Pour réussir cela, il faudra redéfinir nos emplois du temps, nos plans de vie, nos programmes scolaires. Il y a aussi à simplifier nos technologies, arrêter de vouloir se simplifier la vie avec des applications de plus en plus sophistiquées, pour juste simplifier sa vie. Une partie de la complexité informatique est liée à la volonté de simplifier des processus complexes, que l'on a rendus complexes parce que l'informatique promettait de les simplifier. Il y a un je-ne-sais-quoi qui ne tourne pas rond. On peut peut-être faire moins avec moins, assumer la complexité de certaines situations, ne pas chercher de solution numérique à tous les problèmes du monde. La sobriété numérique permettrait de mettre la technologie plus à portée de chaque main.

On trouvait souvent dans les dystopies d'avant 2000 l'idée que dans le futur la technologie ferait voler les voitures, donnerait accès aux étoiles, ouvrirait des horizons. Mais dans le futur, nous y sommes, et bien plus proches de Wall-e, Black Mirror et Years and Years. Des humains en rang d'oignons avec leurs écrans pour tout horizon. Épicure assimilait le bonheur à l'ataraxie, une vie sobre en plaisirs qui ne répondent pas aux besoins naturels et nécessaires. Il est peut être temps de faire profil bas et de partir à la recherche d'une certaine ataraxie numérique, qui consisterait à se demander ce qui est nécessaire, utile, même agréable. Réévaluer ce dont nous avons besoin et en faire des outils conviviaux nous dirait Ivan Illich, qui rendent autonomes et heureux, qui ne soient pas des instruments d'asservissement, de contrôle ou d'addiction.

Logiciel libre, décentralisation, éducation populaire

Tout ça pour ça ? C'est in fine le programme et la méthode de Framasoft que nous avons brossée. Le logiciel libre : s'approprier les technologies et les mettre au service de la construction d'un être humain autonome. La dégafamisation : décentraliser pour se libérer du pouvoir des Léviathans du numérique et agir à échelle humaine.
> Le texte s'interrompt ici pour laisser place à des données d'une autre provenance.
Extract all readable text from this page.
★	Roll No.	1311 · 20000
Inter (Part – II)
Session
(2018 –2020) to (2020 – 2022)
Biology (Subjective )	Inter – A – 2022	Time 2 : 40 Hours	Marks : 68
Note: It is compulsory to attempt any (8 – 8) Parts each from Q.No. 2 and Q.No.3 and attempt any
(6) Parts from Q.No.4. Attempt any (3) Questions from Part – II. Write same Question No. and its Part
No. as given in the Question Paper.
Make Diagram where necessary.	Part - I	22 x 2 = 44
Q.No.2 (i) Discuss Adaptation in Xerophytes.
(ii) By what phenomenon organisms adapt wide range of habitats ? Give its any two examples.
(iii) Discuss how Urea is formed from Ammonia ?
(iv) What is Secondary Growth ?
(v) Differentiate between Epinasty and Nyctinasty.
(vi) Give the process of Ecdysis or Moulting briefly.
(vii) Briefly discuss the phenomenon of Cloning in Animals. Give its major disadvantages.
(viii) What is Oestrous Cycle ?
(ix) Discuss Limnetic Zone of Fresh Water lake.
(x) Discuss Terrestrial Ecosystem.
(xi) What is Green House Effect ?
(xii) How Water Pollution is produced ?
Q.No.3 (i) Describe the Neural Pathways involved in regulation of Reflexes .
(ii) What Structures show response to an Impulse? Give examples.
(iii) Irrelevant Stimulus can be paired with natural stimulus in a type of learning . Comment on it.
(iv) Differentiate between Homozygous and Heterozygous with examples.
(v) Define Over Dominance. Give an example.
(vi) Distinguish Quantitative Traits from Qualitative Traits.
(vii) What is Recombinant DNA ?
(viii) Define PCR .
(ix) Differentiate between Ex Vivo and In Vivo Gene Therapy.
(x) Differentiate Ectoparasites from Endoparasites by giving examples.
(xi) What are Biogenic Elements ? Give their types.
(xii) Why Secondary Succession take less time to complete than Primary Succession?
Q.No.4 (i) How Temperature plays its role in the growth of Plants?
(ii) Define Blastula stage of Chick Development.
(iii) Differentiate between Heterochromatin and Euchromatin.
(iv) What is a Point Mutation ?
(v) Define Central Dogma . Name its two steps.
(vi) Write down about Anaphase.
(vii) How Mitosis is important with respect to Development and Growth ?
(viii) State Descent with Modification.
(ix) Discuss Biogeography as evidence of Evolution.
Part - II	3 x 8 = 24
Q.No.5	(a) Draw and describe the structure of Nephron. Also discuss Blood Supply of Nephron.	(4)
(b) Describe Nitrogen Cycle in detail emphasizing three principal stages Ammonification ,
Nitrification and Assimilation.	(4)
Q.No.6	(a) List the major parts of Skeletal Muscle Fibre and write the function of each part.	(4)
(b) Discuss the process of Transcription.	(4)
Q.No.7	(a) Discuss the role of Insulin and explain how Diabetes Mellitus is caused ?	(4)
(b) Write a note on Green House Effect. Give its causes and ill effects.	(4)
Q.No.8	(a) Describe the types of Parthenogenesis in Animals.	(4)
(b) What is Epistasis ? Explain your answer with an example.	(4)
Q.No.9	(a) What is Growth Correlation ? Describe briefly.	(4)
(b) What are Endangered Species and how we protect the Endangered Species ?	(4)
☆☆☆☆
L'archipélisation : penser réseau de communautés singulières interconnectées plutôt que larges continents uniformisés. Contribution : faire et faire faire pour apprendre à bien vivre avec notre dépendance ontologique à la technique. Culture libre : supprimer la frontière entre culture technique et culture tout court. Éducation populaire : aider chacun à se former et à former au numérique pour qu'il devienne ce dont nous avions rêvé initialement, le marteau et le burin qui permettront de sculpter un monde vivable, à hauteur d'homme.